Emmi: It's forced me to actually sit down and write enough this summer to produce three pieces a week... no way could I maintain that work ethic all on my own.

Robert: I’ve been writing since kindergarten, but there was really no one there to help me get along with my creative endeavors. I didn’t reach out to anyone online, mostly because I was too shy. I took one Creative Writing class in high school, which would have been a lot of fun were the other kids not seniors who took the class for an easy A+, but that’s about as much “legitimate” help in writing I received. Obviously books count to some extent, but that’s beside the point. In just two weeks, the Adroit mentorship program gave me more feedback than I’ve received in seventeen years. It’s mildly overwhelming, but great to finally have someone else’s opinion on what works and doesn’t work in my writing. For example, for some reason I thought it’d be really cool to write a story involving flashbacks all in present tense. It wasn’t.


 

What can we expect in the future from Emmi/Robert?
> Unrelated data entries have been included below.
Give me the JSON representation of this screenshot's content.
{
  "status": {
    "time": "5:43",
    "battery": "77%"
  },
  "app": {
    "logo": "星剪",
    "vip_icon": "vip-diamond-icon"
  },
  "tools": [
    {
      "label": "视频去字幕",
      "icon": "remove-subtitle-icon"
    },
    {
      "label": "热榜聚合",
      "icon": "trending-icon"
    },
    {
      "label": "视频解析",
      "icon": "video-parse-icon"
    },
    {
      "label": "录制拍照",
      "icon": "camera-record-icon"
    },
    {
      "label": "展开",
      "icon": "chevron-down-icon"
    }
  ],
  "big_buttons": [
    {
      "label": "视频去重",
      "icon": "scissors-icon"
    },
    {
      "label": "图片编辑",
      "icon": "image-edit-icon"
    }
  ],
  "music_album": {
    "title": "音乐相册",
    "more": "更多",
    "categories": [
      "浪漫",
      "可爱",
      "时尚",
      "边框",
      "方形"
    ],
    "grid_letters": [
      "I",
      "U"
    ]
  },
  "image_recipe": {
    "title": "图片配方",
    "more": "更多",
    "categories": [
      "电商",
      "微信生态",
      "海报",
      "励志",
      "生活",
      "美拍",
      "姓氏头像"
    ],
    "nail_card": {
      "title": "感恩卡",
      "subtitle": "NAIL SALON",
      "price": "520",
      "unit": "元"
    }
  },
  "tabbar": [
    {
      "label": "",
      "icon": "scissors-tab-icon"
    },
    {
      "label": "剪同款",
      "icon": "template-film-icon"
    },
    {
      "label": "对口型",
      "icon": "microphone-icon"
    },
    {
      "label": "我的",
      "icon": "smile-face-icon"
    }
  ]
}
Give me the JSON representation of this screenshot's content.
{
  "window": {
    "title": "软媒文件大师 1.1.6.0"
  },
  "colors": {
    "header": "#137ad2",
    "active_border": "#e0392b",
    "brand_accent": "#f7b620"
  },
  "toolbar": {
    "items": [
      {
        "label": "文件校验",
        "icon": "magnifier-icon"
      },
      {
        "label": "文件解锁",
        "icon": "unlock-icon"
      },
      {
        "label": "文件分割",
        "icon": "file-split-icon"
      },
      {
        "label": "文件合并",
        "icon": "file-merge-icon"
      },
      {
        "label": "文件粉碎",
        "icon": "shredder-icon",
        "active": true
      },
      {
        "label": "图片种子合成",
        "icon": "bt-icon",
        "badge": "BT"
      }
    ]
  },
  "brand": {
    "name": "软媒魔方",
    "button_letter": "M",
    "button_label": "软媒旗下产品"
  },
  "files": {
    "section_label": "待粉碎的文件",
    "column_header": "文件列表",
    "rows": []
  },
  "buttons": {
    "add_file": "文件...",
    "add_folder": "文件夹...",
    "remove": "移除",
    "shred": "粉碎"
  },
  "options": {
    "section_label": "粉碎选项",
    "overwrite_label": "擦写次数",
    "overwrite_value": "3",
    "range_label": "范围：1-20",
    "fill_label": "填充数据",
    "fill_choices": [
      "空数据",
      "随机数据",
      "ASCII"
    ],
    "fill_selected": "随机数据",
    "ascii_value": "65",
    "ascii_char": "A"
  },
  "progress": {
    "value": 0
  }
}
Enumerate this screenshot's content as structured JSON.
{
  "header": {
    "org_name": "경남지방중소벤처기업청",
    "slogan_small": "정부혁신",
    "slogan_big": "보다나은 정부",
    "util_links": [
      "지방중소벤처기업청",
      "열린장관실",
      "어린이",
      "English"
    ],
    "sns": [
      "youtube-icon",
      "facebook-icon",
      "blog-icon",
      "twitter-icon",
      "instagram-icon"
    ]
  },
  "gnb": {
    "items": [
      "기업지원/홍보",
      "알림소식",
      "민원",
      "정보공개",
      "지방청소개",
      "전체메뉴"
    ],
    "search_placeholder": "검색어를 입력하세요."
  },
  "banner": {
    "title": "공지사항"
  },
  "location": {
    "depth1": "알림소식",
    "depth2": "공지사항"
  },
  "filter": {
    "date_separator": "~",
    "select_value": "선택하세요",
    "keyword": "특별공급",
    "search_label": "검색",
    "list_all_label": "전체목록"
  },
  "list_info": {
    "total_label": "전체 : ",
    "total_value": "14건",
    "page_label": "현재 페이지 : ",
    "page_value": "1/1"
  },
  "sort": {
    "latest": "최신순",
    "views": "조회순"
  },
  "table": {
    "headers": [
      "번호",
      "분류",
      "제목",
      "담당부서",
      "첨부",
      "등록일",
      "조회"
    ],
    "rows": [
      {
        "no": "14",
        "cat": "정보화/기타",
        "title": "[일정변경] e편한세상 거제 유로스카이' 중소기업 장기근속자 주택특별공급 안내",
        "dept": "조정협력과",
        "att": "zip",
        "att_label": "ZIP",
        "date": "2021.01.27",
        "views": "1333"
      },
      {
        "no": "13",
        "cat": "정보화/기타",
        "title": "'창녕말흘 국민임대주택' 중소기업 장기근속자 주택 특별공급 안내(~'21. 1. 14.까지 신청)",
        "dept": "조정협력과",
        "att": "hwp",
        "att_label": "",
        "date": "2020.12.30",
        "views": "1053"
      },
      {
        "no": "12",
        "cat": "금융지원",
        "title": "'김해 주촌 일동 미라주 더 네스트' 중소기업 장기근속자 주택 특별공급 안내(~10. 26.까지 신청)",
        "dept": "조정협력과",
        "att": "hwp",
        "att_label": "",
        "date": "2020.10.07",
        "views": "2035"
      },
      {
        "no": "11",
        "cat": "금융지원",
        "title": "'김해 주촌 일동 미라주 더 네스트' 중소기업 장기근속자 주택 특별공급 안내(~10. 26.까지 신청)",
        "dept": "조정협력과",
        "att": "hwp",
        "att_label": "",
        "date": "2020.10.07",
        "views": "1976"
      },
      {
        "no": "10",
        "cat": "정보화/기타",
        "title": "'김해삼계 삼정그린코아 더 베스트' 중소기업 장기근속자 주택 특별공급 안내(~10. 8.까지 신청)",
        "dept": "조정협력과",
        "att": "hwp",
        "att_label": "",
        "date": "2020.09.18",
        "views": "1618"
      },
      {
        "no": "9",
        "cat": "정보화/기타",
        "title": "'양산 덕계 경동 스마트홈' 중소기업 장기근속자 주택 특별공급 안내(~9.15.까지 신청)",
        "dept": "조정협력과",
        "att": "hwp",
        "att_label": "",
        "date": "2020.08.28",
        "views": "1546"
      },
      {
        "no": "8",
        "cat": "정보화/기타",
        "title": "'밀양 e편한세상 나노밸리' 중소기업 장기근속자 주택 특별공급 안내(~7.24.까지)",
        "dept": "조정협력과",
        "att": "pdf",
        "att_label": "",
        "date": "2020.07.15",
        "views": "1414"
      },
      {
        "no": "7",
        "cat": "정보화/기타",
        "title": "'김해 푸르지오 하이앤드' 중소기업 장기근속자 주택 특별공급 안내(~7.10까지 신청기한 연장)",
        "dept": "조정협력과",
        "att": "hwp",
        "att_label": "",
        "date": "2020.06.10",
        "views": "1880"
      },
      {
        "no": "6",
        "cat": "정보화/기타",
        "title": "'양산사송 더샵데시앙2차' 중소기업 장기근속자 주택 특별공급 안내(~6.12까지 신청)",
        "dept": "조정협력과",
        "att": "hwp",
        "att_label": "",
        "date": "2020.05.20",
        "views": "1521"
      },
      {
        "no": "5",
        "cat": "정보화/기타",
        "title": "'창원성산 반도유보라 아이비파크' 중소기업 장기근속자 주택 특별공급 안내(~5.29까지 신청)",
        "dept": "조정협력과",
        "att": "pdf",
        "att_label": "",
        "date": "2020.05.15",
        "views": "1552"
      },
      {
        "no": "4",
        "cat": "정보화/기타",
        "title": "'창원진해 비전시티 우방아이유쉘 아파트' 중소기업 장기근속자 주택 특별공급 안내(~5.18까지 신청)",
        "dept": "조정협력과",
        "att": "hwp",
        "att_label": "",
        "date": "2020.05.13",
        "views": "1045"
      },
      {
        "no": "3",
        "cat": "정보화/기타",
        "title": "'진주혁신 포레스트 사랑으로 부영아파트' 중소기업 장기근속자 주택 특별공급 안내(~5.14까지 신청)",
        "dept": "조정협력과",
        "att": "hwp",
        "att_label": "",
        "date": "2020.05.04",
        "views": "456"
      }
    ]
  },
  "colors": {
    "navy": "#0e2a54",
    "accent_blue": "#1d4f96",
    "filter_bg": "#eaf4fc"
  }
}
Emmi: Enough bad decision making and chance encounters to keep giving me something to write about. Maybe even enough to fill a book.

Robert: Hopefully at least one novel that I’ll be submitting to the Scholastic Writing Competition this year, and after that, probably nothing! I’m not too interested in submitting to journals anymore (after my whole adrenaline rush of being published a whole one time), and I’m focusing my energy on resurrecting my school’s local literary journal. After that, writing is probably going on the backburner and be more therapeutic than anything since I’m most likely going into the dreaded biology major for college.